Purchase this article with an account.
I. Pecorella, E.M. Vingolo, L. Carlomusto, P. Grenga; Scleral Ossification: An Unusual Finding . Invest. Ophthalmol. Vis. Sci. 2006;47(13):5614.
Download citation file:
© ARVO (1962-2015); The Authors (2016-present)
We report two cases of both scleral and intraocular ossification incidentally detected in patients with long–standing ocular phthisis.
Case 1. A 45–year–old woman with post–traumatic cataract and untreatable glaucoma in the RE, secondary to a knife penetrating injury, which had occurred 35 years earlier. Case 2. A 34–year–old woman with a phthisical RE secondary to uveitis and untreatable retinal detachment of 15–year duration. In both instances, evisceration of the ocular content and insertion of a cosmetic prosthesis was planned. At surgery, a hard mass measuring 1 x 1 cm was palpated in the inferior quadrants of the sclera and excised for histological examination. Physical examination and laboratory exams failed to show any abnormalities. The specimens were fixed in 10% formol saline, decalcified in EDTA and processed for paraffin embedding.

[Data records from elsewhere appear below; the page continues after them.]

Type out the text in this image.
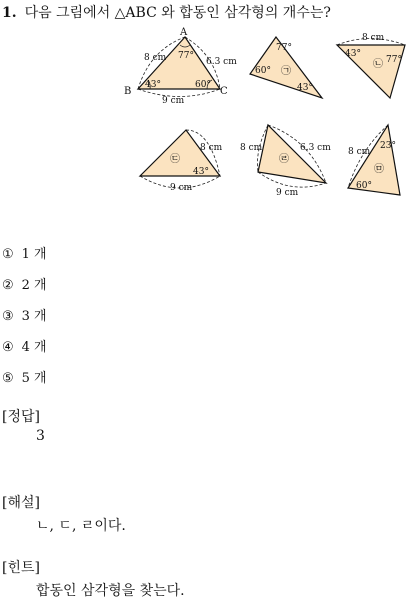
1. 다음 그림에서 △ABC 와 합동인 삼각형의 개수는?
A
B	C
8 cm	6.3 cm
9 cm
77°
43°	60°
77°
60°
43°
㉠
8 cm
43°
77°
㉡
8 cm
9 cm
43°
㉢
8 cm	6.3 cm
9 cm
㉣
8 cm
23°
60°
㉤
① 1 개
② 2 개
③ 3 개
④ 4 개
⑤ 5 개
[정답]
3
[해설]
ㄴ, ㄷ, ㄹ이다.
[힌트]
합동인 삼각형을 찾는다.
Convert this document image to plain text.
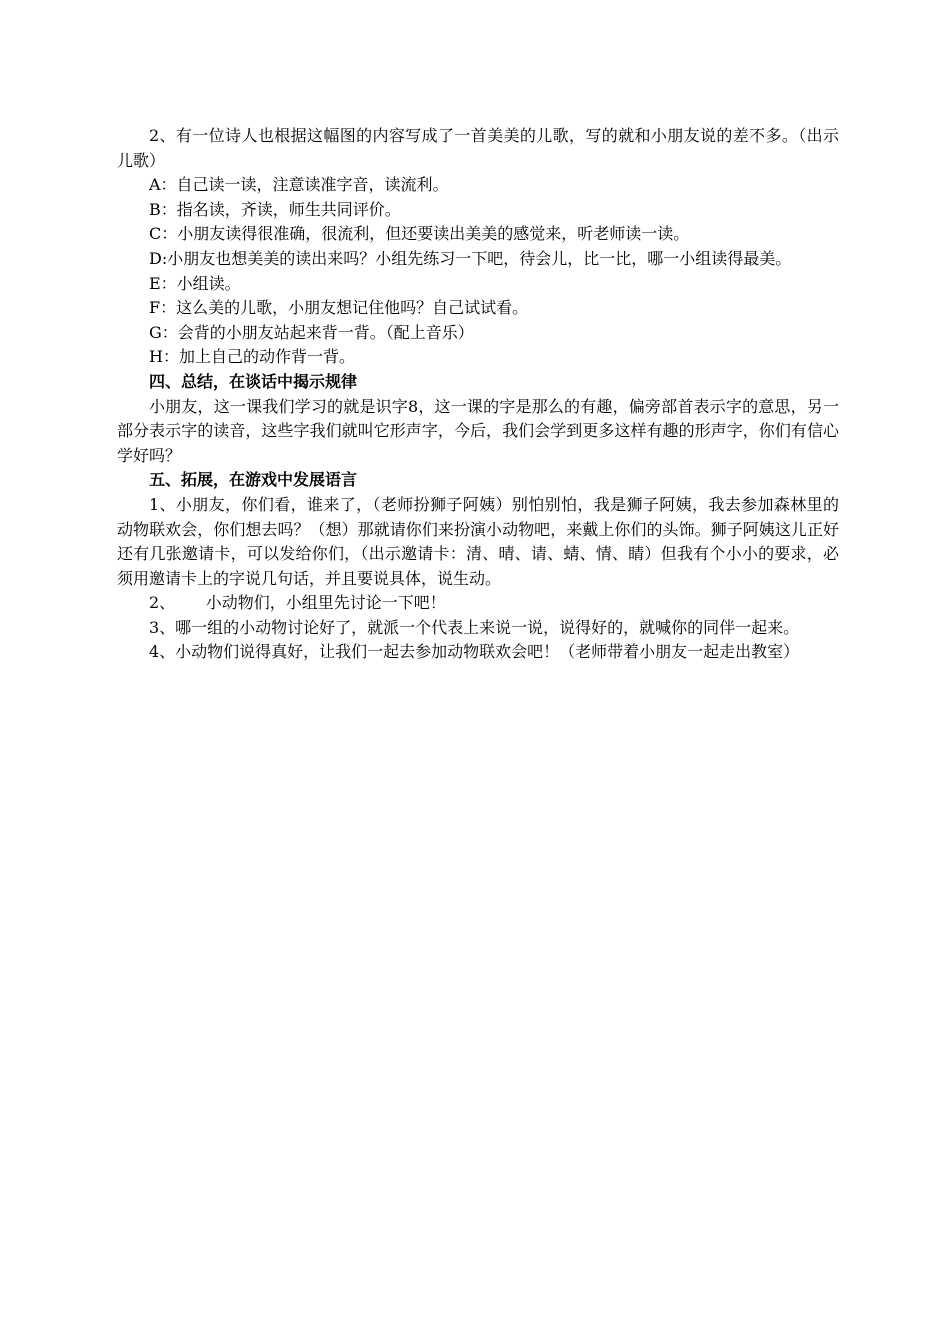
2、有一位诗人也根据这幅图的内容写成了一首美美的儿歌，写的就和小朋友说的差不多。（出示儿歌）

A：自己读一读，注意读准字音，读流利。

B：指名读，齐读，师生共同评价。

C：小朋友读得很准确，很流利，但还要读出美美的感觉来，听老师读一读。

D:小朋友也想美美的读出来吗？小组先练习一下吧，待会儿，比一比，哪一小组读得最美。

E：小组读。

F：这么美的儿歌，小朋友想记住他吗？自己试试看。

G：会背的小朋友站起来背一背。（配上音乐）

H：加上自己的动作背一背。

四、总结，在谈话中揭示规律

小朋友，这一课我们学习的就是识字8，这一课的字是那么的有趣，偏旁部首表示字的意思，另一部分表示字的读音，这些字我们就叫它形声字，今后，我们会学到更多这样有趣的形声字，你们有信心学好吗？

五、拓展，在游戏中发展语言

1、小朋友，你们看，谁来了，（老师扮狮子阿姨）别怕别怕，我是狮子阿姨，我去参加森林里的动物联欢会，你们想去吗？（想）那就请你们来扮演小动物吧，来戴上你们的头饰。狮子阿姨这儿正好还有几张邀请卡，可以发给你们，（出示邀请卡：清、晴、请、蜻、情、睛）但我有个小小的要求，必须用邀请卡上的字说几句话，并且要说具体，说生动。

2、      小动物们，小组里先讨论一下吧！

3、哪一组的小动物讨论好了，就派一个代表上来说一说，说得好的，就喊你的同伴一起来。

4、小动物们说得真好，让我们一起去参加动物联欢会吧！（老师带着小朋友一起走出教室）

Microscopically, the uveal and retinal tissue appeared to have undergone extensive fibrosis and reactive gliosis and contained small islands of bone encircled by retinal pigment epithelium (RPE) cells. They appeared to origin from calcified areas surrounding small arteries. Mature lamellar bone, containing well–defined medullary cavities with signs of haematopoietic activity, had formed in the sclera and partially extended to the outer layers of the choroid, well as to the orbital border. There was no evidence of cartilage.
Heterotopic secondary ossification of the eye usually affects intraocular tissues and ensues long after traumatic or long–standing events, which eventually lead to phthisis bulbi. Although calcium deposition in the scleral lamellae is not uncommonly observed, bone formation is only rarely associated with chromosomal abnormalities or colobomatous eyes. The most credited origin for intraocular bone is from metaplastic RPE cells, which are assumed to undergo fibroblastic and osteoblastic differentiation after adequate inflammatory or traumatic stimulus. However, the recent observation that retinal vascular pericytes can differentiate into osteoblast–like cells casts a new light on the possible source of osteoprogenitor cells for heterotopic bone formation in the eye. In our cases, small islands of bone in the gliotic tissue appeared to origin from calcified areas surrounding small arteries in the disorganised retinal remnants. The cases of idiopathic scleral ossification, albeit exceedingly rare, suggest that osteogenic precursor cells may reside in the sclera, as well and though very rarely, these cells can also be stimulated to form heterotopic bone by a traumatic or inflammatory local event.